Der Verlierer ist der Mitarbeiter.
- Aber es geht noch besser. Warum sollte ich überhaupt Sozialbeiträge zahlen? In vielen, wenn nicht sogar den meisten Betrieben auf dem Bau (wieder die Betonung: nicht bei uns!) werden mittlerweile "Ich-AG´s" als Subunternehmer beschäftigt. Zwar ist Scheinselbsständigkeit verboten, überwacht wird das aber nicht. Eine "Ich-AG" (viele ehemals regulär angestellte Facharbeiter) bietet eine Arbeitsstunde so zwischen 10€ und 15€ an. Inklusive Sozialabgaben, um die Rente kümmert man sich später. Kosten für den Unternehmer: 2.400€. Das ist fast die Hälfte zum tariflich angestellten Mitarbeiter.
Gleichzeitig bedeutet das auch eine zusätzliche Belastung für die Sozialsysteme, da die ICH-AG´s meistend keine Rentenversicherungsbeiträge abführen. Wir subventionieren also eine fachlich oft nicht qualifizierte Dumpingkonkurrenz. Gleichzeitig verarmt leider wieder ein Teil des deutschen Mittelstands.

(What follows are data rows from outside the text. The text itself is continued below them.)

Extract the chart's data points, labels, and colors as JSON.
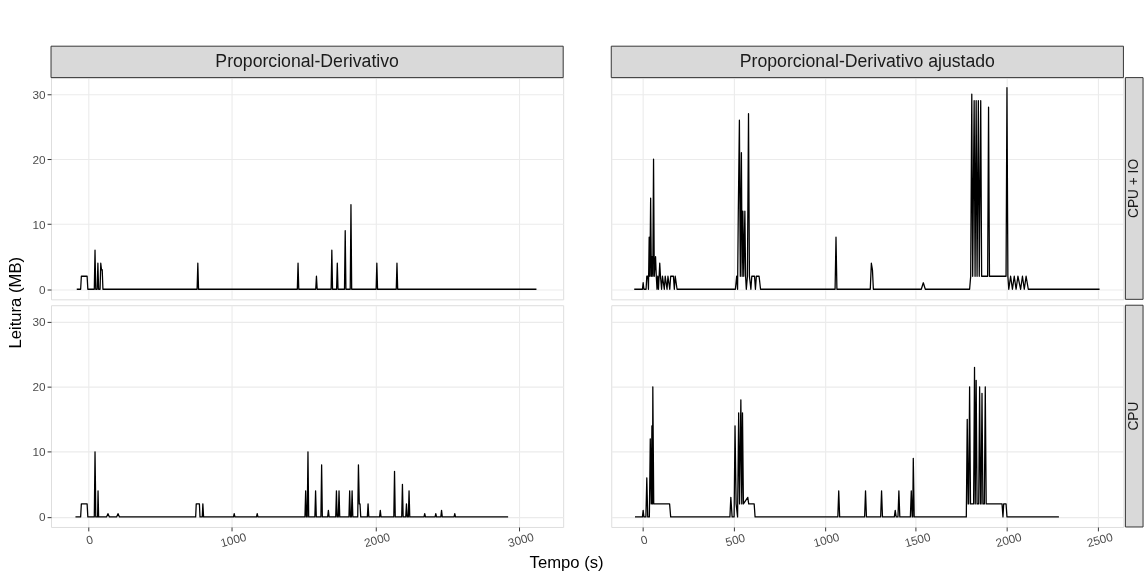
{
  "chart_data": [
    {
      "type": "line",
      "title": "Proporcional-Derivativo",
      "ylabel": "Leitura (MB)",
      "xlim": [
        -256,
        3306
      ],
      "ylim": [
        -1.55,
        32.55
      ],
      "xticks": [
        0,
        1000,
        2000,
        3000
      ],
      "yticks": [
        0,
        10,
        20,
        30
      ],
      "grid": true,
      "tick_labels": "y",
      "series": [
        {
          "color": "#000000",
          "x": [
            -77,
            -50,
            -45,
            -5,
            0,
            45,
            50,
            55,
            65,
            70,
            75,
            85,
            90,
            95,
            100,
            105,
            760,
            765,
            770,
            1457,
            1462,
            1467,
            1585,
            1590,
            1595,
            1692,
            1697,
            1702,
            1730,
            1735,
            1740,
            1785,
            1790,
            1795,
            1825,
            1830,
            1835,
            2005,
            2010,
            2015,
            2145,
            2150,
            2155,
            3120
          ],
          "values": [
            0,
            0,
            2,
            2,
            0,
            0,
            6,
            0,
            0,
            4,
            0,
            0,
            4,
            3,
            3,
            0,
            0,
            4,
            0,
            0,
            4,
            0,
            0,
            2,
            0,
            0,
            6,
            0,
            0,
            4,
            0,
            0,
            9,
            0,
            0,
            13,
            0,
            0,
            4,
            0,
            0,
            4,
            0,
            0
          ]
        }
      ]
    },
    {
      "type": "line",
      "title": "Proporcional-Derivativo ajustado",
      "y2label": "CPU + IO",
      "xlim": [
        -171,
        2639
      ],
      "ylim": [
        -1.55,
        32.55
      ],
      "xticks": [
        0,
        500,
        1000,
        1500,
        2000,
        2500
      ],
      "yticks": [
        0,
        10,
        20,
        30
      ],
      "grid": true,
      "tick_labels": false,
      "series": [
        {
          "color": "#000000",
          "x": [
            -45,
            0,
            4,
            8,
            20,
            24,
            30,
            33,
            37,
            41,
            45,
            49,
            53,
            57,
            61,
            65,
            72,
            76,
            80,
            84,
            88,
            95,
            99,
            105,
            110,
            120,
            125,
            135,
            140,
            150,
            155,
            170,
            175,
            180,
            190,
            510,
            517,
            522,
            526,
            532,
            537,
            543,
            547,
            551,
            556,
            562,
            566,
            570,
            576,
            582,
            587,
            595,
            600,
            615,
            620,
            625,
            640,
            648,
            1057,
            1062,
            1067,
            1250,
            1256,
            1262,
            1267,
            1530,
            1541,
            1552,
            1795,
            1801,
            1807,
            1812,
            1820,
            1825,
            1831,
            1836,
            1843,
            1848,
            1856,
            1861,
            1894,
            1899,
            1904,
            1995,
            2000,
            2005,
            2010,
            2020,
            2030,
            2040,
            2050,
            2060,
            2075,
            2085,
            2095,
            2105,
            2117,
            2508
          ],
          "values": [
            0,
            0,
            1,
            0,
            0,
            2,
            2,
            0,
            8,
            2,
            14,
            2,
            5,
            2,
            20,
            2,
            5,
            2,
            0,
            2,
            0,
            4,
            2,
            0,
            2,
            0,
            2,
            0,
            2,
            0,
            2,
            2,
            0,
            2,
            0,
            0,
            2,
            0,
            12,
            26,
            2,
            21,
            2,
            12,
            2,
            12,
            2,
            0,
            2,
            27,
            2,
            0,
            2,
            2,
            0,
            2,
            2,
            0,
            0,
            8,
            0,
            0,
            4,
            3,
            0,
            0,
            1,
            0,
            0,
            2,
            30,
            2,
            29,
            2,
            29,
            2,
            29,
            2,
            29,
            2,
            2,
            28,
            2,
            2,
            31,
            2,
            0,
            2,
            0,
            2,
            0,
            2,
            0,
            2,
            0,
            2,
            0,
            0
          ]
        }
      ]
    },
    {
      "type": "line",
      "xlabel": "Tempo (s)",
      "xlim": [
        -256,
        3306
      ],
      "ylim": [
        -1.55,
        32.55
      ],
      "xticks": [
        0,
        1000,
        2000,
        3000
      ],
      "yticks": [
        0,
        10,
        20,
        30
      ],
      "grid": true,
      "series": [
        {
          "color": "#000000",
          "x": [
            -86,
            -50,
            -45,
            -5,
            0,
            45,
            50,
            53,
            55,
            68,
            71,
            75,
            130,
            140,
            150,
            200,
            210,
            220,
            750,
            754,
            776,
            780,
            796,
            800,
            805,
            1013,
            1018,
            1023,
            1173,
            1178,
            1183,
            1510,
            1515,
            1520,
            1526,
            1531,
            1536,
            1579,
            1584,
            1589,
            1621,
            1626,
            1631,
            1668,
            1673,
            1678,
            1724,
            1729,
            1734,
            1742,
            1747,
            1752,
            1816,
            1821,
            1826,
            1833,
            1838,
            1843,
            1877,
            1882,
            1888,
            1893,
            1898,
            1944,
            1949,
            1954,
            2029,
            2034,
            2039,
            2128,
            2133,
            2138,
            2183,
            2188,
            2193,
            2211,
            2216,
            2221,
            2229,
            2234,
            2239,
            2338,
            2343,
            2348,
            2415,
            2420,
            2425,
            2455,
            2460,
            2465,
            2547,
            2552,
            2557,
            2923
          ],
          "values": [
            0,
            0,
            2,
            2,
            0,
            0,
            10,
            5,
            0,
            0,
            4,
            0,
            0,
            0.5,
            0,
            0,
            0.5,
            0,
            0,
            2,
            2,
            0,
            0,
            2,
            0,
            0,
            0.5,
            0,
            0,
            0.5,
            0,
            0,
            4,
            0,
            0,
            10,
            0,
            0,
            4,
            0,
            0,
            8,
            0,
            0,
            1,
            0,
            0,
            4,
            0,
            0,
            4,
            0,
            0,
            4,
            0,
            0,
            4,
            0,
            0,
            8,
            2,
            2,
            0,
            0,
            2,
            0,
            0,
            1,
            0,
            0,
            7,
            0,
            0,
            5,
            0,
            0,
            2,
            0,
            0,
            4,
            0,
            0,
            0.5,
            0,
            0,
            0.5,
            0,
            0,
            1,
            0,
            0,
            0.5,
            0,
            0
          ]
        }
      ]
    },
    {
      "type": "line",
      "y2label": "CPU",
      "xlim": [
        -171,
        2639
      ],
      "ylim": [
        -1.55,
        32.55
      ],
      "xticks": [
        0,
        500,
        1000,
        1500,
        2000,
        2500
      ],
      "yticks": [
        0,
        10,
        20,
        30
      ],
      "grid": true,
      "tick_labels": "x",
      "series": [
        {
          "color": "#000000",
          "x": [
            -41,
            0,
            4,
            8,
            19,
            24,
            29,
            38,
            43,
            48,
            52,
            55,
            57,
            62,
            77,
            149,
            155,
            480,
            485,
            492,
            503,
            508,
            514,
            522,
            528,
            533,
            540,
            545,
            549,
            554,
            578,
            583,
            613,
            618,
            1072,
            1077,
            1082,
            1219,
            1224,
            1229,
            1307,
            1312,
            1317,
            1382,
            1387,
            1392,
            1402,
            1407,
            1412,
            1470,
            1475,
            1480,
            1483,
            1486,
            1491,
            1777,
            1782,
            1787,
            1790,
            1795,
            1800,
            1817,
            1822,
            1826,
            1831,
            1836,
            1845,
            1850,
            1855,
            1858,
            1863,
            1868,
            1876,
            1881,
            1886,
            1973,
            1978,
            1982,
            1995,
            2000,
            2285
          ],
          "values": [
            0,
            0,
            1,
            0,
            0,
            6,
            0,
            0,
            12,
            2,
            14,
            2,
            20,
            2,
            2,
            2,
            0,
            0,
            3,
            0,
            0,
            14,
            2,
            0,
            16,
            2,
            18,
            2,
            16,
            2,
            3,
            2,
            2,
            0,
            0,
            4,
            0,
            0,
            4,
            0,
            0,
            4,
            0,
            0,
            1,
            0,
            0,
            4,
            0,
            0,
            4,
            0,
            0,
            9,
            0,
            0,
            15,
            2,
            2,
            20,
            2,
            2,
            23,
            2,
            21,
            2,
            2,
            20,
            2,
            2,
            19,
            2,
            2,
            20,
            2,
            2,
            0,
            2,
            2,
            0,
            0
          ]
        }
      ]
    }
  ]
}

Mit meinem Beispielen will ich zeigen, daß das Wirtschaftsystem hochgradig sensibel auf Veränderungen reagiert. Wenn gesagt wird, daß der Mindestlohn sich nicht negativ auf die Beschäftigungszahl auswirkt, fällt mir eine Studie aus diesem Jahr ein, die zum Beispiel die "ICH-AG" als Erfolg ausgewiesen hat. Es wurde aber nur bewertet, wie viele dieser Unternehmen noch auf dem Markt sind und nicht wie viele tarifliche Arbeitsplätze zerstört wurden. Also vorsicht bei diesen Studien!

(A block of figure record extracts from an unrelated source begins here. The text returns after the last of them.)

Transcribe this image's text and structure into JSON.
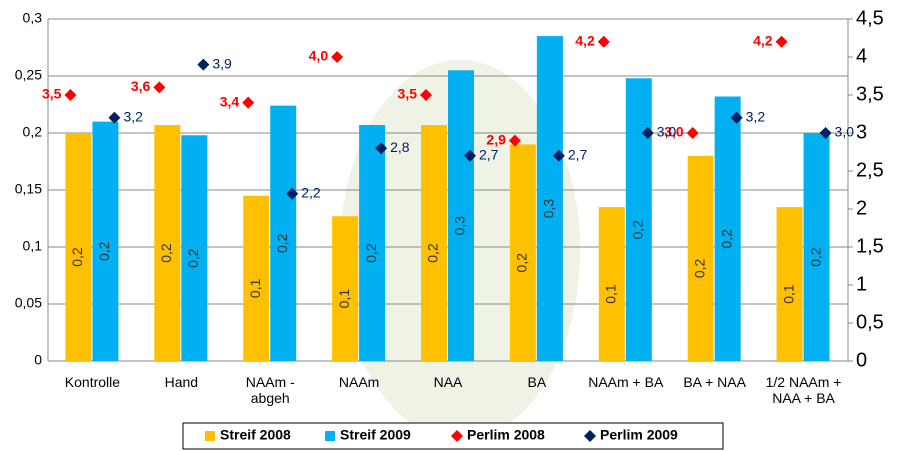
{
  "chart_data": {
    "type": "bar",
    "categories": [
      "Kontrolle",
      "Hand",
      "NAAm - abgeh",
      "NAAm",
      "NAA",
      "BA",
      "NAAm + BA",
      "BA + NAA",
      "1/2 NAAm + NAA + BA"
    ],
    "series": [
      {
        "name": "Streif 2008",
        "type": "bar",
        "color": "#ffc000",
        "values": [
          0.2,
          0.207,
          0.145,
          0.127,
          0.207,
          0.19,
          0.135,
          0.18,
          0.135
        ],
        "value_labels": [
          "0,2",
          "0,2",
          "0,1",
          "0,1",
          "0,2",
          "0,2",
          "0,1",
          "0,2",
          "0,1"
        ]
      },
      {
        "name": "Streif 2009",
        "type": "bar",
        "color": "#00b0f0",
        "values": [
          0.21,
          0.198,
          0.224,
          0.207,
          0.255,
          0.285,
          0.248,
          0.232,
          0.2
        ],
        "value_labels": [
          "0,2",
          "0,2",
          "0,2",
          "0,2",
          "0,3",
          "0,3",
          "0,2",
          "0,2",
          "0,2"
        ]
      },
      {
        "name": "Perlim 2008",
        "type": "scatter",
        "axis": "y2",
        "color": "#ff0000",
        "values": [
          3.5,
          3.6,
          3.4,
          4.0,
          3.5,
          2.9,
          4.2,
          3.0,
          4.2
        ],
        "value_labels": [
          "3,5",
          "3,6",
          "3,4",
          "4,0",
          "3,5",
          "2,9",
          "4,2",
          "3,0",
          "4,2"
        ]
      },
      {
        "name": "Perlim 2009",
        "type": "scatter",
        "axis": "y2",
        "color": "#002060",
        "values": [
          3.2,
          3.9,
          2.2,
          2.8,
          2.7,
          2.7,
          3.0,
          3.2,
          3.0
        ],
        "value_labels": [
          "3,2",
          "3,9",
          "2,2",
          "2,8",
          "2,7",
          "2,7",
          "3,0",
          "3,2",
          "3,0"
        ]
      }
    ],
    "ylim": [
      0,
      0.3
    ],
    "yticks": [
      0,
      {
        "value": 0.05,
        "label": "0,05"
      },
      {
        "value": 0.1,
        "label": "0,1"
      },
      {
        "value": 0.15,
        "label": "0,15"
      },
      {
        "value": 0.2,
        "label": "0,2"
      },
      {
        "value": 0.25,
        "label": "0,25"
      },
      {
        "value": 0.3,
        "label": "0,3"
      }
    ],
    "y2lim": [
      0,
      4.5
    ],
    "y2ticks": [
      0,
      {
        "value": 0.5,
        "label": "0,5"
      },
      1,
      {
        "value": 1.5,
        "label": "1,5"
      },
      2,
      {
        "value": 2.5,
        "label": "2,5"
      },
      3,
      {
        "value": 3.5,
        "label": "3,5"
      },
      4,
      {
        "value": 4.5,
        "label": "4,5"
      }
    ],
    "grid": true
  }
}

Ich betone, daß ich den Mindestlohn für einen äusserst redlichen Ansatz halte. Ich glaube aber nicht, daß er die Probleme löst und sich durchsetzen lässt. So kann man ja zum Beispiel auch einen Frieseurstuhl an eine selbständige Frieseurin vermieten und schwups ist der Mindestlohn makulatur.

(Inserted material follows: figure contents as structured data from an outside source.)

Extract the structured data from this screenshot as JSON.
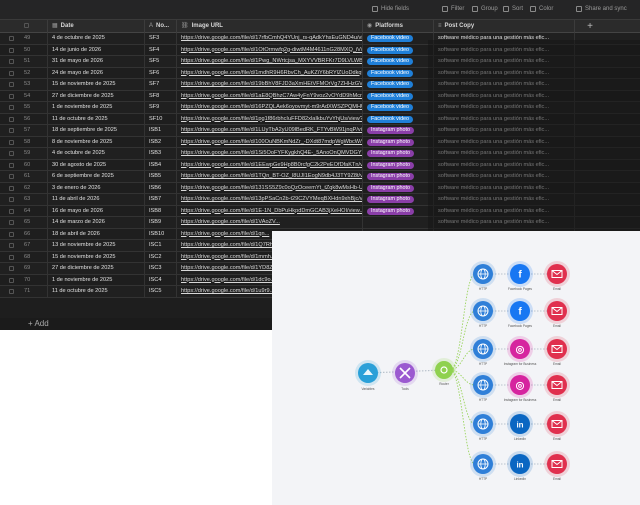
{
  "toolbar": {
    "buttons": [
      {
        "label": "Hide fields",
        "icon": "eye-off-icon"
      },
      {
        "label": "Filter",
        "icon": "filter-icon"
      },
      {
        "label": "Group",
        "icon": "group-icon"
      },
      {
        "label": "Sort",
        "icon": "sort-icon"
      },
      {
        "label": "Color",
        "icon": "color-icon"
      },
      {
        "label": "Share and sync",
        "icon": "share-icon"
      }
    ]
  },
  "columns": {
    "date": "Date",
    "no": "No...",
    "image_url": "Image URL",
    "platforms": "Platforms",
    "post_copy": "Post Copy",
    "add": "+"
  },
  "rows": [
    {
      "n": "49",
      "date": "4 de octubre de 2025",
      "no": "SF3",
      "url": "https://drive.google.com/file/d/17rfbCmhQ4YUnj_rs-qAdkYhsEuGND4u/view...",
      "platform": "Facebook video",
      "kind": "fb",
      "copy": "software médico para una gestión más efic..."
    },
    {
      "n": "50",
      "date": "14 de junio de 2026",
      "no": "SF4",
      "url": "https://drive.google.com/file/d/1OtOrmwfq2g-diwtM4M4611nG28MXQ_iV/...",
      "platform": "Facebook video",
      "kind": "fb",
      "copy": "software médico para una gestión más efic..."
    },
    {
      "n": "51",
      "date": "31 de mayo de 2026",
      "no": "SF5",
      "url": "https://drive.google.com/file/d/1Pwg_NWrtcjsa_MXYVVBRFKr7D9LVLWBMW/...",
      "platform": "Facebook video",
      "kind": "fb",
      "copy": "software médico para una gestión más efic..."
    },
    {
      "n": "52",
      "date": "24 de mayo de 2026",
      "no": "SF6",
      "url": "https://drive.google.com/file/d/1mdhR9H6RbvCh_AuKZiY6bRYlZUoDdkqU/view...",
      "platform": "Facebook video",
      "kind": "fb",
      "copy": "software médico para una gestión más efic..."
    },
    {
      "n": "53",
      "date": "15 de noviembre de 2025",
      "no": "SF7",
      "url": "https://drive.google.com/file/d/19bBhV8FJD3aXmHEtVFMOrVg7ZHHzGV/view?...",
      "platform": "Facebook video",
      "kind": "fb",
      "copy": "software médico para una gestión más efic..."
    },
    {
      "n": "54",
      "date": "27 de diciembre de 2025",
      "no": "SF8",
      "url": "https://drive.google.com/file/d/1aE8QBhzC7Aw4yFnY9voz2vOYdD9hMcr/view?...",
      "platform": "Facebook video",
      "kind": "fb",
      "copy": "software médico para una gestión más efic..."
    },
    {
      "n": "55",
      "date": "1 de noviembre de 2025",
      "no": "SF9",
      "url": "https://drive.google.com/file/d/16PZQLAek6oyovmyt-m9rAdXWSZPQMHU/view...",
      "platform": "Facebook video",
      "kind": "fb",
      "copy": "software médico para una gestión más efic..."
    },
    {
      "n": "56",
      "date": "11 de octubre de 2025",
      "no": "SF10",
      "url": "https://drive.google.com/file/d/1pg1f86rbhcIuFFD82xlaIkbuYvYhjUs/view?usp...",
      "platform": "Facebook video",
      "kind": "fb",
      "copy": "software médico para una gestión más efic..."
    },
    {
      "n": "57",
      "date": "18 de septiembre de 2025",
      "no": "ISB1",
      "url": "https://drive.google.com/file/d/1LUyTbA2yU09lBedRK_FTYvBW91jnqP/view?u...",
      "platform": "Instagram photo",
      "kind": "ig",
      "copy": "software médico para una gestión más efic..."
    },
    {
      "n": "58",
      "date": "8 de noviembre de 2025",
      "no": "ISB2",
      "url": "https://drive.google.com/file/d/100OuNBKmNdZr_-DXdt87mdpWgWbcW/view...",
      "platform": "Instagram photo",
      "kind": "ig",
      "copy": "software médico para una gestión más efic..."
    },
    {
      "n": "59",
      "date": "4 de octubre de 2025",
      "no": "ISB3",
      "url": "https://drive.google.com/file/d/1Si5OoFYFKygkhQ4E-_5AnoOnQMVDGYETAv/view...",
      "platform": "Instagram photo",
      "kind": "ig",
      "copy": "software médico para una gestión más efic..."
    },
    {
      "n": "60",
      "date": "30 de agosto de 2025",
      "no": "ISB4",
      "url": "https://drive.google.com/file/d/1EEwpGe9Hp8B0rcfgC2k2PeEOfDfaKTn/view?usp...",
      "platform": "Instagram photo",
      "kind": "ig",
      "copy": "software médico para una gestión más efic..."
    },
    {
      "n": "61",
      "date": "6 de septiembre de 2025",
      "no": "ISB5",
      "url": "https://drive.google.com/file/d/1TQn_BT-OZ_l8UJI1EogN9db4J3TY9Z8t/view?...",
      "platform": "Instagram photo",
      "kind": "ig",
      "copy": "software médico para una gestión más efic..."
    },
    {
      "n": "62",
      "date": "3 de enero de 2026",
      "no": "ISB6",
      "url": "https://drive.google.com/file/d/131SS5Z9c0oQzOceemYt_tZqk8wMsHb-U/view...",
      "platform": "Instagram photo",
      "kind": "ig",
      "copy": "software médico para una gestión más efic..."
    },
    {
      "n": "63",
      "date": "11 de abril de 2026",
      "no": "ISB7",
      "url": "https://drive.google.com/file/d/13pPSaCn2b-t29C2VYMeqBXHdn9xhBjc/view...",
      "platform": "Instagram photo",
      "kind": "ig",
      "copy": "software médico para una gestión más efic..."
    },
    {
      "n": "64",
      "date": "16 de mayo de 2026",
      "no": "ISB8",
      "url": "https://drive.google.com/file/d/1E-1N_DbPuHkpdDmGCAB3jXeHOI/view...",
      "platform": "Instagram photo",
      "kind": "ig",
      "copy": "software médico para una gestión más efic..."
    },
    {
      "n": "65",
      "date": "14 de marzo de 2026",
      "no": "ISB9",
      "url": "https://drive.google.com/file/d/1VAoZV...",
      "platform": "",
      "kind": "",
      "copy": "software médico para una gestión más efic..."
    },
    {
      "n": "66",
      "date": "18 de abril de 2026",
      "no": "ISB10",
      "url": "https://drive.google.com/file/d/1qn...",
      "platform": "",
      "kind": "",
      "copy": ""
    },
    {
      "n": "67",
      "date": "13 de noviembre de 2025",
      "no": "ISC1",
      "url": "https://drive.google.com/file/d/1Q7Rh...",
      "platform": "",
      "kind": "",
      "copy": ""
    },
    {
      "n": "68",
      "date": "15 de noviembre de 2025",
      "no": "ISC2",
      "url": "https://drive.google.com/file/d/1mmh...",
      "platform": "",
      "kind": "",
      "copy": ""
    },
    {
      "n": "69",
      "date": "27 de diciembre de 2025",
      "no": "ISC3",
      "url": "https://drive.google.com/file/d/1YD8Z...",
      "platform": "",
      "kind": "",
      "copy": ""
    },
    {
      "n": "70",
      "date": "1 de noviembre de 2025",
      "no": "ISC4",
      "url": "https://drive.google.com/file/d/1dc9o...",
      "platform": "",
      "kind": "",
      "copy": ""
    },
    {
      "n": "71",
      "date": "11 de octubre de 2025",
      "no": "ISC5",
      "url": "https://drive.google.com/file/d/1u9r9...",
      "platform": "",
      "kind": "",
      "copy": ""
    }
  ],
  "footer": {
    "add_label": "+ Add"
  },
  "scenario": {
    "trigger_label": "Variables",
    "tools_label": "Tools",
    "router_label": "Router",
    "outputs": [
      {
        "a": "HTTP",
        "b": "Facebook Pages",
        "c": "Email",
        "b_icon": "facebook-icon",
        "b_color": "#1877f2"
      },
      {
        "a": "HTTP",
        "b": "Facebook Pages",
        "c": "Email",
        "b_icon": "facebook-icon",
        "b_color": "#1877f2"
      },
      {
        "a": "HTTP",
        "b": "Instagram for Business",
        "c": "Email",
        "b_icon": "instagram-icon",
        "b_color": "#d6249f"
      },
      {
        "a": "HTTP",
        "b": "Instagram for Business",
        "c": "Email",
        "b_icon": "instagram-icon",
        "b_color": "#d6249f"
      },
      {
        "a": "HTTP",
        "b": "LinkedIn",
        "c": "Email",
        "b_icon": "linkedin-icon",
        "b_color": "#0a66c2"
      },
      {
        "a": "HTTP",
        "b": "LinkedIn",
        "c": "Email",
        "b_icon": "linkedin-icon",
        "b_color": "#0a66c2"
      }
    ],
    "colors": {
      "http": "#2f7fd8",
      "email": "#e0304e",
      "router": "#8fd14f",
      "tools": "#9b59d0",
      "trigger": "#2aa0d8"
    }
  }
}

Was ich wähle, behalte ich für mich. Mir ist jedoch wichtig, daß sich der Staat aus den oben beschrieben Bereichen heraushält und die Entlohnung den Tarifparteien überlässt. Die Regierung ist die schlechtere Gewerkschaft und zerstört damit leider die richtigen Gewerkschaften. Ich habe keine Ahnung ob er es mittlerweile versteht, 2002 hat jedoch Herr Brandner es zynischer Weise noch nicht kapiert.
Warum ich als Selbstständiger für höhere Löhne bin? Weil ich will, daß die Leute uns beauftragen können. Das ist gut für´s Geschäft
Abschliessend einen Tip an alle. Lest Euch die Programme durch und lasst Euch nicht von oberflächlichen Spots und Polittalks blenden oder beeinflussen.